OpenFOAM rotating boundary conditions using rotatingWallVelocity

So far my model has used only a single STL file with no patches, and did not take into account the rotation of the wheels and tyres.  I figured out the OpenFOAM part from this thread on CFD-Online, and used paraview and solidworks to modify the model.

I’m working with a large assembly, with each component as its own part which makes getting things in the right format fairly easy.  The first thing to do is save the whole assembly as individual STL files.

As this created a few hundred files, all with spaces in the name, I opened them in paraview and used the Append Geometry filter to create a single object for the front axle, rear axle, and everything else.  For each of the new geometries, i added an Extract Surface filter.

As I managed to get my solid model in a strange location in Cartesian space, I performed a translation to rotate and move them to the middle of the bounding box.  I could have also moved the bounding box in blockmeshdict.  I then saved the three surfaces as chassis.stl, faxle.stl, and raxle.stl.

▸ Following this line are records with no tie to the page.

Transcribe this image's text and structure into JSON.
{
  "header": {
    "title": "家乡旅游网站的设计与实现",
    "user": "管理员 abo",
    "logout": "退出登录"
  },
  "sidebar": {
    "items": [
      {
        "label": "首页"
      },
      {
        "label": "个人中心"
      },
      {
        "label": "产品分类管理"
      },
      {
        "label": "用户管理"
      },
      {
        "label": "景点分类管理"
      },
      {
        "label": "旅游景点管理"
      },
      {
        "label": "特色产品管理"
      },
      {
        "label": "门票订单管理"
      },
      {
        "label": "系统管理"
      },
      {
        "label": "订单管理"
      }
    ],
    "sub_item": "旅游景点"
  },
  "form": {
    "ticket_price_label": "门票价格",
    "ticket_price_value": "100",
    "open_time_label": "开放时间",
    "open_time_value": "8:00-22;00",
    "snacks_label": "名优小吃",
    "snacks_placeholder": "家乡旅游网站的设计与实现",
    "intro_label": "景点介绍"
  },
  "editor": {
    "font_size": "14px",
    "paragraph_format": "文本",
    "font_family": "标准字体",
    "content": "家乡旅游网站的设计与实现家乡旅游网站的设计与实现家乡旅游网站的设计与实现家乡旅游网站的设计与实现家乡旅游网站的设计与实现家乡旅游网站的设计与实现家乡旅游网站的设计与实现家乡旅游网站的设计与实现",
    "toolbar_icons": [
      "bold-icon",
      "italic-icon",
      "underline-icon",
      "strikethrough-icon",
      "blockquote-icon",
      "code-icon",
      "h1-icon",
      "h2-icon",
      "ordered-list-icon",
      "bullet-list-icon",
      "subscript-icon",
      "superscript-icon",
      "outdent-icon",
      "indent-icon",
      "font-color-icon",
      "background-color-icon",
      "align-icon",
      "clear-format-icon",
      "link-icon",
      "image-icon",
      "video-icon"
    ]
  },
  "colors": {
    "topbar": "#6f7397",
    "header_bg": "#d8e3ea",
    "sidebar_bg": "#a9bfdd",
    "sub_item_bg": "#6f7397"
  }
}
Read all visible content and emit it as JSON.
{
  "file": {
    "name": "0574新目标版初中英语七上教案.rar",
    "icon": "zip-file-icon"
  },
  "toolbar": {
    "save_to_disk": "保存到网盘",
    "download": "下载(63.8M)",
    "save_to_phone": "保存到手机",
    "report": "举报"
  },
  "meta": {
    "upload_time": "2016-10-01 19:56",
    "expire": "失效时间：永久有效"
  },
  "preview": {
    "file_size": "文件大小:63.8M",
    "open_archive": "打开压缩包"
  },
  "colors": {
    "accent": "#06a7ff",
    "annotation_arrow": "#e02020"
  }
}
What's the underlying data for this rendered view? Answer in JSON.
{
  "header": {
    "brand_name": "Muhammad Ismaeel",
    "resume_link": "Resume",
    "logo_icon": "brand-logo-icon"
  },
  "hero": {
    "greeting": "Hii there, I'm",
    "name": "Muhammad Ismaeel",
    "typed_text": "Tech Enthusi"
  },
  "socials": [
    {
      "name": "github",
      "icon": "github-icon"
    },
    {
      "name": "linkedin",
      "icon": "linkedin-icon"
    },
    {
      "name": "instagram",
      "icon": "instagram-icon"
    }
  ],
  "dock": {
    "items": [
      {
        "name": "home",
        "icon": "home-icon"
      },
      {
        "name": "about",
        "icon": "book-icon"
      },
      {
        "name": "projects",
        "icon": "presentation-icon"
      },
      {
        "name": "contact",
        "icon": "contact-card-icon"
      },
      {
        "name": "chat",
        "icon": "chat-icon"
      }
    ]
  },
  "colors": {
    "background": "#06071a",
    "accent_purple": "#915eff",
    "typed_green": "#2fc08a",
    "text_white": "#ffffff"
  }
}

Use the ascii file format.

Paraview calls the solids ascii (I’m assuming binary if you use the binary file format) since these dictate the name of the patch that snappy will create, it makes sense to rename these based on their file names.  These then need to be concatenated into a single file.  I used some sed foo to do this.

This then gives me three patches, seven_chassis, seven_faxle and seven raxle.  These need to be defined in the initial condition for U.

Originally there was just a single definition:

"seven_*"
    {
         type            fixedValue;    
         value           uniform (0 0 0);
    }

However, we now need to define the three patches explicitly.  The first is easy, as its the everything else part.

"seven_chassis"
    {
         type            fixedValue;    
         value           uniform (0 0 0);
    }

However, for the rotating boundary, we need to know a few more things.  The first is the origin of the rotation, I created a point in the center of the axle and manually applied the appropriate transformation to get the center of rotation.  As I’m assuming that there is zero toe and zero camber, this is trivial.  In the future I may wish to improve on the model in which case I will have four patches, and I’ll add some sketches to the model to work out the correct axis.

The axis of rotation in my model is the y axis, which again is trivial in this case.

Lastly I needed to work out the speed the wheels are rotating at.  I am modelling the car at a speed 40ms−1, and Omega, the boundary condition is measured in rads/second.

First we calculate the distance travelled in one revolution of the wheel.  I have 13 rims with 205×60 profile tyres. This gives a circumference of 1.8146Meters giving 22.04 revolutions per second.  1 Revolution is 2pi radians, giving 138.5rads/sec.

"seven_faxle"
      {
          type            rotatingWallVelocity;
          origin          ( 0.839 0 0.2775 );
          axis            ( 0 1 0 );
          omega           138.5;
      }
      "seven_raxle"
      {
          type            rotatingWallVelocity;
          origin          ( 2.753 0 0.2775 );
          axis            ( 0 1 0 );
          omega           138.5;
      }